A subsidiary of a pharmacy chain near Pittsburgh pleaded guilty Tuesday in a conspiracy scheme described by prosecutors as an attempt to recycle unused medications.

Soo C. Song, acting U.S. attorney for the Western District of Pennsylvania, announced Iserve Technologies Inc. will pay $1.55 million to reimburse the government for fraudulent Medicare and Medicaid billing. The company, which operated inside a pharmacy operated by family-owned Med-Fast, must also forfeit $400,000, pay a $44,600 criminal fine and a $400 special assessment.

The U.S. attorney’s office accused  Med-Fast drivers of picking up unused medications from nursing homes and taking them back to Iserve, according to the Pittsburgh Post-Gazette. Employees there removed the drugs from the packages and restocked the shelves with them.

That meant drugs from different makers and with different expiration dates could be combined together.

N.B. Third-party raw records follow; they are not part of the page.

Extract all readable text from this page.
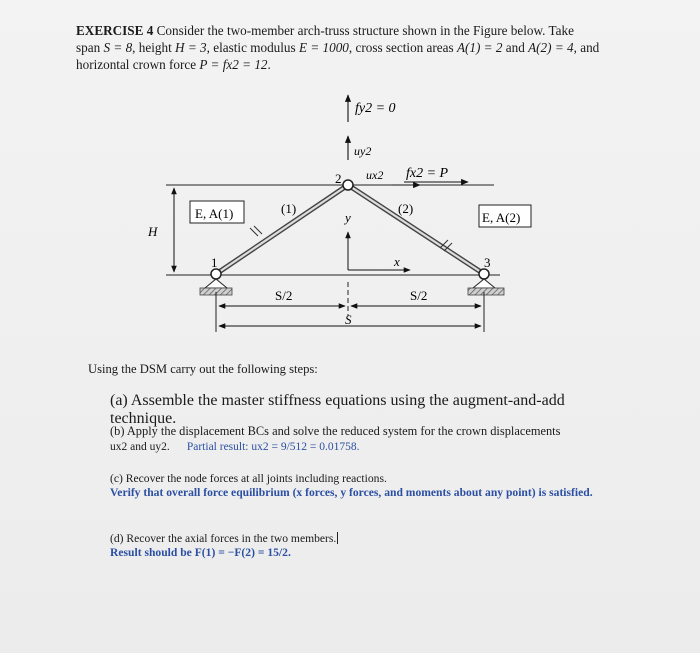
EXERCISE 4 Consider the two-member arch-truss structure shown in the Figure below. Take
span S = 8, height H = 3, elastic modulus E = 1000, cross section areas A(1) = 2 and A(2) = 4, and
horizontal crown force P = fx2 = 12.
H
E, A(1)	E, A(2)
(1)	(2)
2
1	3
fy2 = 0
uy2
ux2 fx2 = P
y
x
S/2	S/2
S
Using the DSM carry out the following steps:
(a) Assemble the master stiffness equations using the augment-and-add technique.
(b) Apply the displacement BCs and solve the reduced system for the crown displacements
ux2 and uy2. Partial result: ux2 = 9/512 = 0.01758.
(c) Recover the node forces at all joints including reactions.
Verify that overall force equilibrium (x forces, y forces, and moments about any point) is satisfied.
(d) Recover the axial forces in the two members.
Result should be F(1) = −F(2) = 15/2.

Med-Fast President Doug Kaleugher said all of his company’s patients received the correct medications, despite “issues with the way medications were being labeled.”

“These concerns were rectified and the individuals primarily responsible for this conduct are no longer with the company,” he said, noting both Med-Fast and Iserve had since expanded methods to ensure quality and compliance.

The resolution follows earlier guilty pleas by a former Med-Fast vice president and the former manager of the institutional pharmacy in question. Soo said owner Douglas Kaleugher and other Med-Fast entities had also reached a $2.7 million settlement in connection with two related whistleblower lawsuits brought in U.S. District Court.

According to the Med-Fast website, the company operates more than half a dozen pharmacies offering retail, home care and long-term care services.